Puesto que hemos sido conducidos a decir algunas palabras de la jerarquía de las funciones iniciáticas, debemos considerar todavía otra cuestión que se vincula a ella más particularmente, y que es la de la infalibilidad doctrinal; por lo demás, podemos hacerlo colocándonos no sólo desde el punto de vista propiamente iniciático, sino desde el punto de vista tradicional en general, que comprende tanto el orden exotérico como el orden esotérico. Ante todo, lo que es menester establecer en principio, para comprender bien de qué se trata, es que lo que es propiamente infalible, es la doctrina misma y únicamente ella, y no los individuos humanos como tales, cualesquiera que puedan ser por lo demás; y, si la doctrina es infalible, es porque es una expresión de la verdad, que, en sí misma, es absolutamente independiente de los individuos que la reciben y que la comprenden. La garantía de la doctrina reside, en definitiva, en su carácter «no humano»; y, por lo demás, se puede decir que toda verdad, de cualquier orden que sea, si se considera desde el punto de vista tradicional, participa de este carácter, ya que no es verdad sino porque se vincula a los principios superiores y deriva de ellos a título de consecuencia más o menos inmediata, o de aplicación a un dominio determinado. La verdad no está hecha por el hombre, como lo querrían los «relativistas» y los «subjetivistas» modernos, sino que se impone al contrario a él; no «desde el exterior» a la manera de una obligación «física», sino, en realidad, «desde el interior», porque el hombre no está obligado evidentemente a «reconocerla» como verdad más que si primeramente la «conoce», es decir, si ella ha penetrado en él y si él se la ha asimilado realmente (NA: Decimos que el hombre se asimila una verdad, porque es la manera de hablar más habitual, pero se podría decir también, inversamente, que se asimila él mismo a esta verdad; seguidamente se comprenderá la importancia de esta precisión.). En efecto, es menester no olvidar que todo conocimiento verdadero es esencialmente, y en toda la medida en que existe realmente, una identificación del conocedor y de lo conocido: identificación todavía imperfecta y como «por reflejo» en el caso de un conocimiento simplemente teórico, e identificación perfecta en el caso de un conocimiento efectivo.

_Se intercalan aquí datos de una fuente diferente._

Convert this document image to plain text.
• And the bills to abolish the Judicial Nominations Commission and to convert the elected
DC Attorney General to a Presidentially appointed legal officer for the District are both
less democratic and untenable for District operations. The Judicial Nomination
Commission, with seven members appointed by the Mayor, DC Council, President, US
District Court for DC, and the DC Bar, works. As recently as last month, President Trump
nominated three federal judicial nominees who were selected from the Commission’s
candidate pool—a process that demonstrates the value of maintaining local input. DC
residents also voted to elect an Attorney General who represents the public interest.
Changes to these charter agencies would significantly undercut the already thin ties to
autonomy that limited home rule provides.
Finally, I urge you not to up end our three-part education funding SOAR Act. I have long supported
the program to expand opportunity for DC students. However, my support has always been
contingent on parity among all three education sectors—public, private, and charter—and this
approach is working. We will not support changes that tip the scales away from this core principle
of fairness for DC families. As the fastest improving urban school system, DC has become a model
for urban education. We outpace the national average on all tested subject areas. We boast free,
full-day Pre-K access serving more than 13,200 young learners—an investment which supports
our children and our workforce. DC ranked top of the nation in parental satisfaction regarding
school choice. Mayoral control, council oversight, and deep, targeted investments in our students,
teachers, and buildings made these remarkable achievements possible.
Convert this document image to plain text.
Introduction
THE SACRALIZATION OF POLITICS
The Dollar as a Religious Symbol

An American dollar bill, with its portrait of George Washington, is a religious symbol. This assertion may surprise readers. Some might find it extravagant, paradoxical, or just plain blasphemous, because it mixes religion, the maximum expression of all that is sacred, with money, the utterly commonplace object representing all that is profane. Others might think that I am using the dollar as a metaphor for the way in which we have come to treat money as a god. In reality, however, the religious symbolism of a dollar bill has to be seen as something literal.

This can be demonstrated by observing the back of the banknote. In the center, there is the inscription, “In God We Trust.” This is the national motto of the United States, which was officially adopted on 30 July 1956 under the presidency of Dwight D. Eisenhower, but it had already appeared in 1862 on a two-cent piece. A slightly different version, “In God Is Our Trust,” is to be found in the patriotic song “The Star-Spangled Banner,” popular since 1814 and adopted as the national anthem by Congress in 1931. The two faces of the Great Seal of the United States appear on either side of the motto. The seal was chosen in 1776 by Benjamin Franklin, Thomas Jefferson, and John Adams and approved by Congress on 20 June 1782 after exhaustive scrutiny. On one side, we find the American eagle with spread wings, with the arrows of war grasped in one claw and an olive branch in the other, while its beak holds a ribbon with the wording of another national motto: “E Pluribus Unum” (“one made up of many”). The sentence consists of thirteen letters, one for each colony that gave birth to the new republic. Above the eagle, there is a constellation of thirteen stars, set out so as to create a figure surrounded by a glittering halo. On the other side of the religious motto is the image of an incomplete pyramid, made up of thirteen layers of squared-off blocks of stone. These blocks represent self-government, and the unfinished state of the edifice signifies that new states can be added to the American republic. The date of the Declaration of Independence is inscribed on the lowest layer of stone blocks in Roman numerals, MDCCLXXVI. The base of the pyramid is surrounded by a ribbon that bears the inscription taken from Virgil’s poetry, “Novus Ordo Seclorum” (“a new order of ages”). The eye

De esto resulta que todo hombre será infalible cuando expresa una verdad que conoce realmente, es decir, a la cual se ha identificado (NA: Aquí habría que hacer una reserva, puesto que la expresión o la formulación de la verdad puede ser inadecuada, y puesto que incluso lo es forzosamente siempre en una cierta medida; pero esto no toca en nada al principio mismo.); pero no es en tanto que individuo humano como será infalible entonces, sino en tanto que, en razón de esta identificación, representa, por así decir, esta verdad misma; en todo rigor, en parecido caso, no se debería decir que él expresa la verdad, sino más bien que la verdad se expresa por él. Desde este punto de vista, la infalibilidad no aparece de ninguna manera como algo extraordinario o excepcional, ni como constituyendo un «privilegio» cualquiera; de hecho, no importa quién la posee en la medida en la que es «competente», es decir, para todo aquello que conoce en el verdadero sentido de esta palabra (NA: Así, para tomar el ejemplo más simple, un niño mismo, si ha comprendido y asimilado una verdad matemática elemental, será infalible cada vez que enuncie esta verdad; pero, por el contrario, no lo será de ninguna manera cuando no haga más que repetir cosas que simplemente haya «aprendido de memoria», sin haberlas asimilado de ninguna manera.); naturalmente, toda la dificultad estará en determinar los límites reales de esta competencia en cada caso particular. No hay que decir que estos límites dependerán del grado de conocimiento que el ser haya alcanzado, y que serán tanto más extensos cuanto más elevado sea ese grado; y, por consiguiente, es evidente también que la infalibilidad en un cierto orden de conocimiento no entrañará de ninguna manera la infalibilidad en otro orden superior o más profundo, y que, por ejemplo, para aplicar esto a la división más general que se pueda establecer en las doctrinas tradicionales, la infalibilidad en el dominio exotérico no entrañará de ninguna manera la infalibilidad en el dominio esotérico e iniciático.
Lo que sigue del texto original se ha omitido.